Le 21 juin 2014, le réseau Anonymous avait déjà posté une vidéo sur le canal Youtube « TheAnonMessage » dans laquelle il dénonçait les crimes de l’État islamique. Dans ce communiqué, les hackers annonçaient également des représailles à l'encontre du Qatar, de l'Arabie Saoudite et de la Turquie, coupables à leurs yeux de soutenir l'EIIL.
Pour mener cette guerre de l'information, Anonymous utilise tous les ressorts de l'art de la communication sur internet. Afin d'officialiser leur cyberguerre contre l’État islamique, les « Anon » ont créé le hashtag #OpIceIsis qui leur permet de toucher le plus grand nombre de personnes sur Twitter et Facebook.
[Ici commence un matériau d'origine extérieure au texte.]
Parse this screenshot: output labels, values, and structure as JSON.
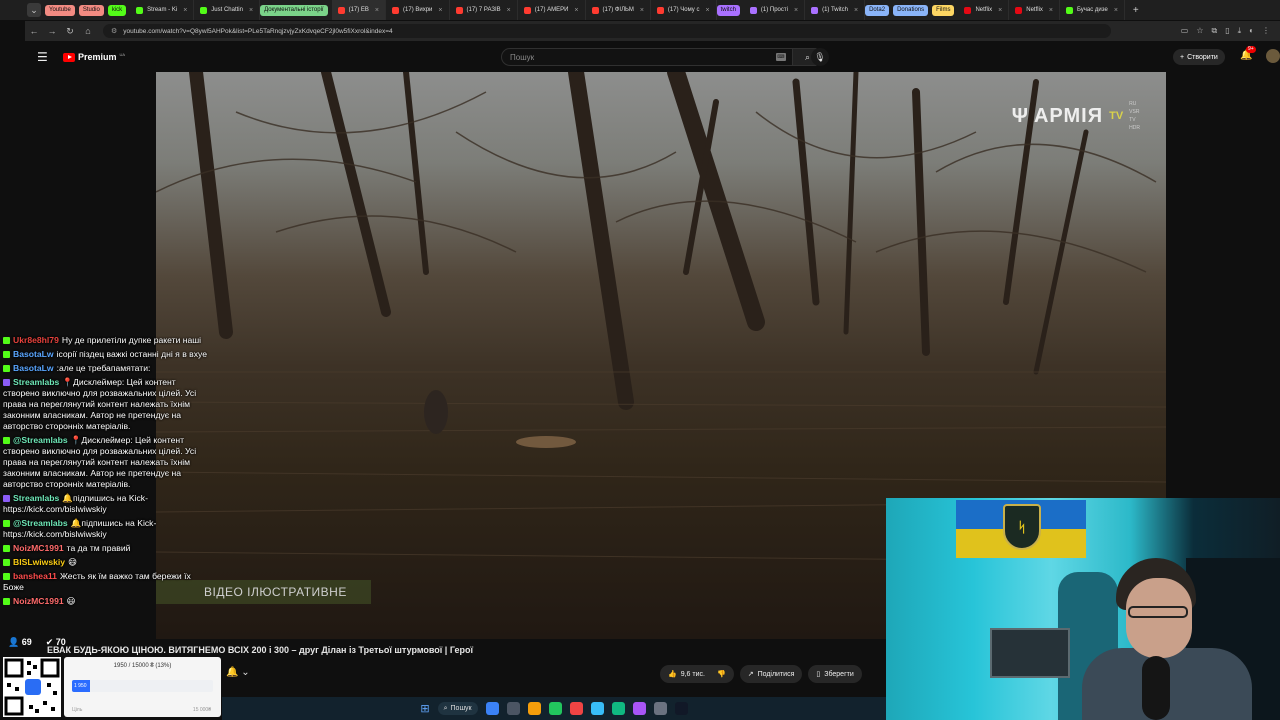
{
  "browser": {
    "pills": [
      {
        "label": "Youtube",
        "color": "#f28b82"
      },
      {
        "label": "Studio",
        "color": "#f28b82"
      },
      {
        "label": "kick",
        "color": "#53fc18"
      }
    ],
    "tabs": [
      {
        "label": "Stream - Ki",
        "fav": "#53fc18",
        "active": false
      },
      {
        "label": "Just Chattin",
        "fav": "#53fc18",
        "active": false
      },
      {
        "label": "Документальні історії",
        "fav": "#7bd389",
        "active": false,
        "pill": true
      },
      {
        "label": "(17) EB",
        "fav": "#ff3b30",
        "active": true
      },
      {
        "label": "(17) Вихри",
        "fav": "#ff3b30",
        "active": false
      },
      {
        "label": "(17) 7 РАЗІВ",
        "fav": "#ff3b30",
        "active": false
      },
      {
        "label": "(17) АМЕРИ",
        "fav": "#ff3b30",
        "active": false
      },
      {
        "label": "(17) ФІЛЬМ",
        "fav": "#ff3b30",
        "active": false
      },
      {
        "label": "(17) Чому с",
        "fav": "#ff3b30",
        "active": false
      },
      {
        "label": "twitch",
        "fav": "#a970ff",
        "active": false,
        "pill": true
      },
      {
        "label": "(1) Прості",
        "fav": "#a970ff",
        "active": false
      },
      {
        "label": "(1) Twitch",
        "fav": "#a970ff",
        "active": false
      },
      {
        "label": "Dota2",
        "fav": "#8ab4f8",
        "active": false,
        "pill": true
      },
      {
        "label": "Donations",
        "fav": "#8ab4f8",
        "active": false,
        "pill": true
      },
      {
        "label": "Films",
        "fav": "#fdd663",
        "active": false,
        "pill": true
      },
      {
        "label": "Netflix",
        "fav": "#e50914",
        "active": false
      },
      {
        "label": "Netflix",
        "fav": "#e50914",
        "active": false
      },
      {
        "label": "Бучас дизе",
        "fav": "#53fc18",
        "active": false
      }
    ],
    "url": "youtube.com/watch?v=Q8ywl5AHPok&list=PLe5TaRnqjzvjyZxKdvqeCF2jl0w5fiXxrol&index=4"
  },
  "youtube": {
    "premium_label": "Premium",
    "premium_sup": "UA",
    "search_placeholder": "Пошук",
    "create_label": "Створити",
    "notif_count": "9+",
    "video": {
      "watermark": "АРМІЯ",
      "watermark_tv": "TV",
      "watermark_tags": [
        "RU",
        "VSR",
        "TV",
        "HDR"
      ],
      "caption": "ВІДЕО ІЛЮСТРАТИВНЕ",
      "title": "ЕВАК БУДЬ-ЯКОЮ ЦІНОЮ. ВИТЯГНЕМО ВСІХ 200 і 300 – друг Ділан із Третьої штурмової | Герої"
    },
    "actions": {
      "likes": "9,6 тис.",
      "share": "Поділитися",
      "save": "Зберегти"
    }
  },
  "chat": {
    "messages": [
      {
        "user": "Ukr8e8hl79",
        "color": "#e6423c",
        "badge": "kick",
        "text": "Ну де прилетіли дупке ракети наші"
      },
      {
        "user": "BasotaLw",
        "color": "#5aa6ff",
        "badge": "kick",
        "text": "ісорії піздец важкі останні дні я в вхуе"
      },
      {
        "user": "BasotaLw",
        "color": "#5aa6ff",
        "badge": "kick",
        "text": ":але це требапамятати:"
      },
      {
        "user": "Streamlabs",
        "color": "#6ee7b7",
        "badge": "sl",
        "text": "📍Дисклеймер: Цей контент створено виключно для розважальних цілей. Усі права на переглянутий контент належать їхнім законним власникам. Автор не претендує на авторство сторонніх матеріалів."
      },
      {
        "user": "@Streamlabs",
        "color": "#6ee7b7",
        "badge": "kick",
        "text": "📍Дисклеймер: Цей контент створено виключно для розважальних цілей. Усі права на переглянутий контент належать їхнім законним власникам. Автор не претендує на авторство сторонніх матеріалів."
      },
      {
        "user": "Streamlabs",
        "color": "#6ee7b7",
        "badge": "sl",
        "text": "🔔підпишись на Kick- https://kick.com/bislwiwskiy"
      },
      {
        "user": "@Streamlabs",
        "color": "#6ee7b7",
        "badge": "kick",
        "text": "🔔підпишись на Kick- https://kick.com/bislwiwskiy"
      },
      {
        "user": "NoizMC1991",
        "color": "#ff6b6b",
        "badge": "kick",
        "text": "та да тм правий"
      },
      {
        "user": "BISLwiwskiy",
        "color": "#facc15",
        "badge": "kick",
        "text": "😄"
      },
      {
        "user": "banshea11",
        "color": "#ff4d4d",
        "badge": "kick",
        "text": "Жесть як їм важко там бережи їх Боже"
      },
      {
        "user": "NoizMC1991",
        "color": "#ff6b6b",
        "badge": "kick",
        "text": "😃"
      }
    ],
    "stats": {
      "viewers": "69",
      "followers": "70"
    }
  },
  "donation": {
    "goal_text": "1950 / 15000 ₴ (13%)",
    "progress_fraction": 0.13,
    "fill_label": "1 950",
    "goal_label": "Ціль",
    "goal_total": "15 000₴"
  },
  "taskbar": {
    "search_label": "Пошук",
    "icons": [
      "#3b82f6",
      "#4b5563",
      "#f59e0b",
      "#22c55e",
      "#ef4444",
      "#38bdf8",
      "#10b981",
      "#a855f7",
      "#6b7280",
      "#111827"
    ]
  }
}
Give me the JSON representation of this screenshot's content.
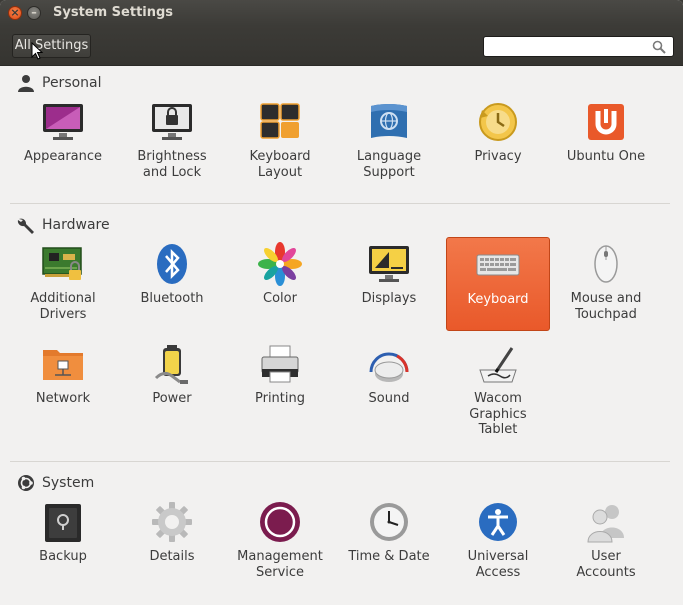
{
  "window": {
    "title": "System Settings"
  },
  "toolbar": {
    "all_settings_label": "All Settings",
    "search_value": "",
    "search_placeholder": ""
  },
  "sections": {
    "personal": {
      "title": "Personal",
      "items": [
        {
          "label": "Appearance"
        },
        {
          "label": "Brightness\nand Lock"
        },
        {
          "label": "Keyboard\nLayout"
        },
        {
          "label": "Language\nSupport"
        },
        {
          "label": "Privacy"
        },
        {
          "label": "Ubuntu One"
        }
      ]
    },
    "hardware": {
      "title": "Hardware",
      "items": [
        {
          "label": "Additional\nDrivers"
        },
        {
          "label": "Bluetooth"
        },
        {
          "label": "Color"
        },
        {
          "label": "Displays"
        },
        {
          "label": "Keyboard",
          "selected": true
        },
        {
          "label": "Mouse and\nTouchpad"
        },
        {
          "label": "Network"
        },
        {
          "label": "Power"
        },
        {
          "label": "Printing"
        },
        {
          "label": "Sound"
        },
        {
          "label": "Wacom\nGraphics\nTablet"
        }
      ]
    },
    "system": {
      "title": "System",
      "items": [
        {
          "label": "Backup"
        },
        {
          "label": "Details"
        },
        {
          "label": "Management\nService"
        },
        {
          "label": "Time & Date"
        },
        {
          "label": "Universal\nAccess"
        },
        {
          "label": "User\nAccounts"
        }
      ]
    }
  },
  "colors": {
    "accent": "#e9592a",
    "window_bg": "#f2f1f0",
    "titlebar": "#3c3b37"
  }
}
Par le biais des réseaux sociaux, Anonymous, diffuse ainsi des appels à la tolérance et dénonce les contradictions des actes des combattants de l'EILL avec les principes de l'Islam.
Cependant, certains hackers d'Anonymous peuvent avoir recours à des moyens plus offensifs pour empêcher la diffusion de la propagande islamiste sur le web. En 2012, des membres tunisiens du collectif avaient ainsi piratés les pages Facebook d'organisations salafistes et révélés des données confidentielles appartenant au parti politique Ennahda. En revanche, les Anon ont nié leur implication dans le récent piratage du site web du Conseil central islamique de Suisse et dans le chantage exercé à l'encontre de cette organisation.
Pourtant l 'éventualité du déclenchement de cyber-attaques à l'encontre des réseaux d'informations djihadistes posent néanmoins la question de leur résilience. En effet, la dispersion de la nébuleuse islamiste en de multiples entités atténuerait l'impact de telles actions en comparaison de celles qui ont été organisées contre des États ou des transnationales. De plus, les djihadistes ne sont pas seulement d'excellents communicants mais maîtrisent les arcanes du « darknet ». Ils utilisent donc les même méthodes que d'autres organisations criminelles pour crypter leurs communications et occulter certaines de leurs activités.
Du point de vue d'Anonymous, la guerre de l'information livrée à l'EIIL constitue une nouveauté en raison du profil asymétrique de leur adversaire. Ce fait rend l'issue de cet affrontement d'autant plus incertain que les mass media, à la recherche d'informations sensationnelles, font le jeu de la propagande djihadiste. La surmédiatisation du siège de Kobané en constitue la parfaite illustration car d'un point de vue stratégique, cette ville n'a qu'une faible valeur militaire dans une région déjà contrôlée par l’État islamique. Toutefois, ce siège permet à l'EIIL de se livrer à une véritable démonstration de force relayée par l'ensemble des chaînes de télévisions du monde.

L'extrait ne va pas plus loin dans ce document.